The singer sat down with Popdust to talk about his new single, his relentless work ethic, and his plans for world domination

Born in Oman to Egyptian parents, Pre Kai Ro's complex music sensibilities can partially be attributed to his international upbringing.

pre kai ro - "el camino" prod. by olsem (Official Video) | kashkam

During his childhood, he lived in Oman, Egypt, Ireland, UK, and Dubai, and was exposed to vastly different music as a result. "My environment was always split in the sense that inside the house, I was being exposed to purely African and Middle Eastern music," said the budding R&B singer. "[But] I was simultaneously becoming obsessed with Hip-Hop, R&B and Rock." Pre Kai Ro's production has always been dark and 808 heavy, but his voice is light and inviting, bouncing along effortlessly as he frankly discusses heartbreak, and his relentless grind for stardom. Popdust caught up with the singer to discuss his new single, "Baby Boy," and his plans for the future.

How did you find your sound?

When I was 10 I won a school talent show while living in Dublin after performing a rendition of "21 Questions" by 50 Cent. My mother was impressed but horrified. From then on, it was kind of a constant development of my sound and identity in music. It wasn't until 2016 while attending university in Nottingham, England when I [got serious]. I had spent years posting acoustic covers online, and already developed my sound [as a result.]

Did anyone, in particular, inspire you to get into music?

My biggest inspirations to this day are (in no specific order) Kanye West, Frank Ocean, Bon Iver, The Weeknd, and Future.

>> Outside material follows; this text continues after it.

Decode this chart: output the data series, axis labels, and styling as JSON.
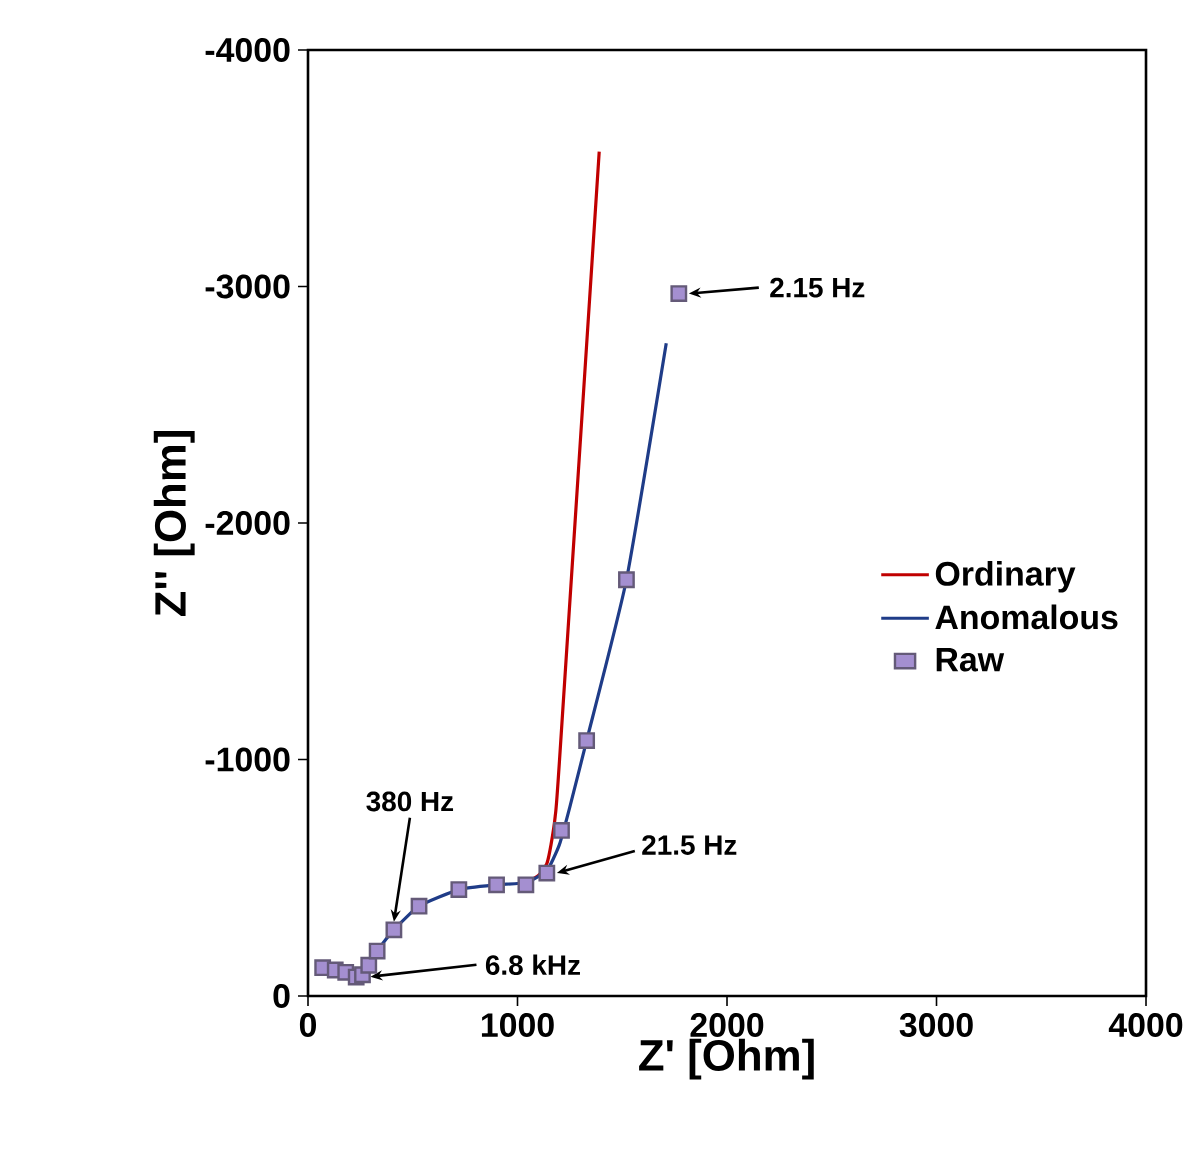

I want to emulate their work and pay homage.

You've released a good deal of projects and have been grinding steady for a while now. What have you noticed change about your sound and creative process over the years?

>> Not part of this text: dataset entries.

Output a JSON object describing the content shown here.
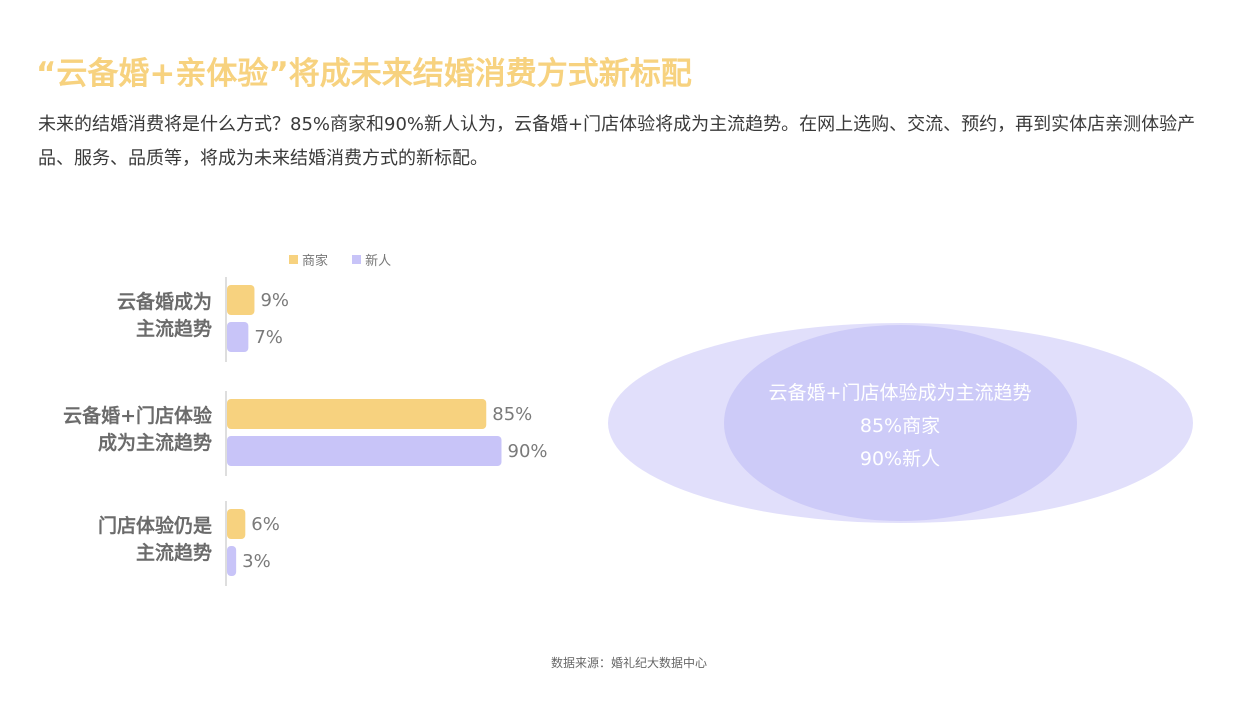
{
  "title": "“云备婚+亲体验”将成未来结婚消费方式新标配",
  "intro": "未来的结婚消费将是什么方式？85%商家和90%新人认为，云备婚+门店体验将成为主流趋势。在网上选购、交流、预约，再到实体店亲测体验产品、服务、品质等，将成为未来结婚消费方式的新标配。",
  "legend": {
    "merchant": "商家",
    "newcomer": "新人"
  },
  "venn": {
    "line1": "云备婚+门店体验成为主流趋势",
    "line2": "85%商家",
    "line3": "90%新人"
  },
  "source": "数据来源：婚礼纪大数据中心",
  "colors": {
    "merchant": "#f7d27f",
    "newcomer": "#c8c4f8",
    "title": "#f7d27f"
  },
  "chart_data": {
    "type": "bar",
    "orientation": "horizontal",
    "categories": [
      [
        "云备婚成为",
        "主流趋势"
      ],
      [
        "云备婚+门店体验",
        "成为主流趋势"
      ],
      [
        "门店体验仍是",
        "主流趋势"
      ]
    ],
    "series": [
      {
        "name": "商家",
        "values": [
          9,
          85,
          6
        ],
        "labels": [
          "9%",
          "85%",
          "6%"
        ]
      },
      {
        "name": "新人",
        "values": [
          7,
          90,
          3
        ],
        "labels": [
          "7%",
          "90%",
          "3%"
        ]
      }
    ],
    "unit": "%",
    "xlim": [
      0,
      100
    ],
    "grid": false,
    "legend_position": "top"
  }
}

For my first project, Mood with Olsem - an incredibly talented French man I consider my brother - we were at a point where the process was just extremely quick. He would send me a beat he just made and I would record in my room, usually with the first melodic and lyrical idea that came to mind. Tracks like "Queen of The New World" and "Need Me" would be finished in less than an hour. Our latest project, Vibe, was actually produced, written, recorded, mixed and mastered within 48 hours. Now that I'm focusing more on singles, the formula stays the same, but I'm trying to revisit certain songs to get them as "perfect" as they can be.

Was the process similar for "Baby Boy?"

I remember producer [Don Fuego] said he hadn't met an artist who could work as quickly as I did, so he gave me a challenge where he would nap for 30 minutes and expect a full ballad to be written by the time he woke up. I wrote about the turbulent artist life I'm living and how it seems to affect every form of relationship I have. "Baby Boy" is actually based on a culmination of messages I'd received from significant others about my absence as I continued to focus more on my career. Long story short, [everyone] felt "Baby Boy" had a certain magic about it.

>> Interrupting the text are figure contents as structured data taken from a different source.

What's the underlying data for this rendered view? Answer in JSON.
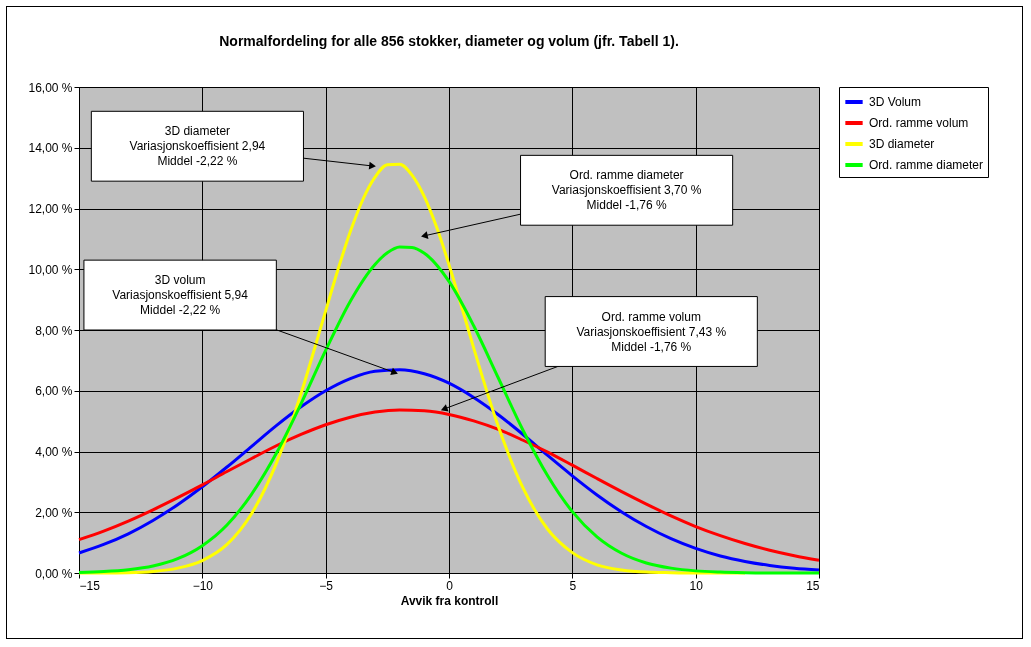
{
  "chart_data": {
    "type": "line",
    "title": "Normalfordeling for alle 856 stokker, diameter og volum (jfr. Tabell 1).",
    "xlabel": "Avvik fra kontroll",
    "xlim": [
      -15,
      15
    ],
    "xticks": [
      -15,
      -10,
      -5,
      0,
      5,
      10,
      15
    ],
    "ylim": [
      0,
      16
    ],
    "yticks": [
      {
        "value": 0,
        "label": "0,00 %"
      },
      {
        "value": 2,
        "label": "2,00 %"
      },
      {
        "value": 4,
        "label": "4,00 %"
      },
      {
        "value": 6,
        "label": "6,00 %"
      },
      {
        "value": 8,
        "label": "8,00 %"
      },
      {
        "value": 10,
        "label": "10,00 %"
      },
      {
        "value": 12,
        "label": "12,00 %"
      },
      {
        "value": 14,
        "label": "14,00 %"
      },
      {
        "value": 16,
        "label": "16,00 %"
      }
    ],
    "grid": true,
    "legend": "right",
    "line_style": "solid",
    "marker": "none",
    "series": [
      {
        "name": "3D Volum",
        "color": "#0000ff",
        "x": [
          -15,
          -14,
          -13,
          -12,
          -11,
          -10,
          -9,
          -8,
          -7,
          -6,
          -5,
          -4,
          -3,
          -2,
          -1,
          0,
          1,
          2,
          3,
          4,
          5,
          6,
          7,
          8,
          9,
          10,
          11,
          12,
          13,
          14,
          15
        ],
        "values": [
          0.66,
          0.94,
          1.29,
          1.73,
          2.25,
          2.84,
          3.49,
          4.17,
          4.85,
          5.47,
          6.0,
          6.4,
          6.64,
          6.69,
          6.56,
          6.25,
          5.78,
          5.21,
          4.56,
          3.87,
          3.2,
          2.57,
          2.01,
          1.53,
          1.13,
          0.81,
          0.56,
          0.38,
          0.25,
          0.16,
          0.1
        ]
      },
      {
        "name": "Ord. ramme volum",
        "color": "#ff0000",
        "x": [
          -15,
          -14,
          -13,
          -12,
          -11,
          -10,
          -9,
          -8,
          -7,
          -6,
          -5,
          -4,
          -3,
          -2,
          -1,
          0,
          1,
          2,
          3,
          4,
          5,
          6,
          7,
          8,
          9,
          10,
          11,
          12,
          13,
          14,
          15
        ],
        "values": [
          1.1,
          1.38,
          1.71,
          2.08,
          2.48,
          2.9,
          3.34,
          3.77,
          4.19,
          4.56,
          4.88,
          5.13,
          5.3,
          5.37,
          5.34,
          5.22,
          5.01,
          4.73,
          4.37,
          3.98,
          3.55,
          3.11,
          2.68,
          2.27,
          1.88,
          1.53,
          1.23,
          0.97,
          0.75,
          0.57,
          0.42
        ]
      },
      {
        "name": "3D diameter",
        "color": "#ffff00",
        "x": [
          -15,
          -14,
          -13,
          -12,
          -11,
          -10,
          -9,
          -8,
          -7,
          -6,
          -5.5,
          -5,
          -4.5,
          -4,
          -3.5,
          -3,
          -2.5,
          -2,
          -1.5,
          -1,
          -0.5,
          0,
          0.5,
          1,
          2,
          3,
          4,
          5,
          6,
          7,
          8,
          9,
          10,
          11,
          12
        ],
        "values": [
          0,
          0,
          0.01,
          0.05,
          0.16,
          0.41,
          0.94,
          1.96,
          3.61,
          5.9,
          7.25,
          8.63,
          9.99,
          11.24,
          12.28,
          13.03,
          13.44,
          13.46,
          13.1,
          12.39,
          11.38,
          10.15,
          8.8,
          7.41,
          4.82,
          2.8,
          1.44,
          0.67,
          0.27,
          0.1,
          0.03,
          0.01,
          0,
          0,
          0
        ]
      },
      {
        "name": "Ord. ramme diameter",
        "color": "#00ff00",
        "x": [
          -15,
          -14,
          -13,
          -12,
          -11,
          -10,
          -9,
          -8,
          -7,
          -6,
          -5,
          -4,
          -3,
          -2.5,
          -2,
          -1.5,
          -1,
          0,
          1,
          2,
          3,
          4,
          5,
          6,
          7,
          8,
          9,
          10,
          11,
          12,
          13,
          14,
          15
        ],
        "values": [
          0.02,
          0.05,
          0.11,
          0.23,
          0.47,
          0.9,
          1.58,
          2.6,
          3.94,
          5.57,
          7.33,
          8.95,
          10.16,
          10.54,
          10.73,
          10.72,
          10.53,
          9.6,
          8.14,
          6.42,
          4.7,
          3.2,
          2.02,
          1.19,
          0.65,
          0.33,
          0.16,
          0.07,
          0.03,
          0.01,
          0,
          0,
          0
        ]
      }
    ],
    "annotations": [
      {
        "text": "3D diameter\nVariasjonskoeffisient 2,94\nMiddel -2,22 %",
        "x": -3.1,
        "y": 13.4
      },
      {
        "text": "Ord. ramme diameter\nVariasjonskoeffisient 3,70 %\nMiddel  -1,76 %",
        "x": -1.0,
        "y": 11.1
      },
      {
        "text": "3D volum\nVariasjonskoeffisient 5,94\nMiddel -2,22 %",
        "x": -2.2,
        "y": 6.6
      },
      {
        "text": "Ord. ramme volum\nVariasjonskoeffisient 7,43 %\nMiddel -1,76 %",
        "x": -0.2,
        "y": 5.4
      }
    ]
  }
}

What are your plans for the rest of the year? Tour? What can we expect from "King?"

My plans are to drop a single per month for the foreseeable future. I'm refusing to be limited by [everyone else's] expectations of me. I want to continue releasing the music that makes me and those around me feel something. If it doesn't move me, I refuse to let it move anybody else. I'm aiming for global domination, and that type of thing requires patience and careful planning.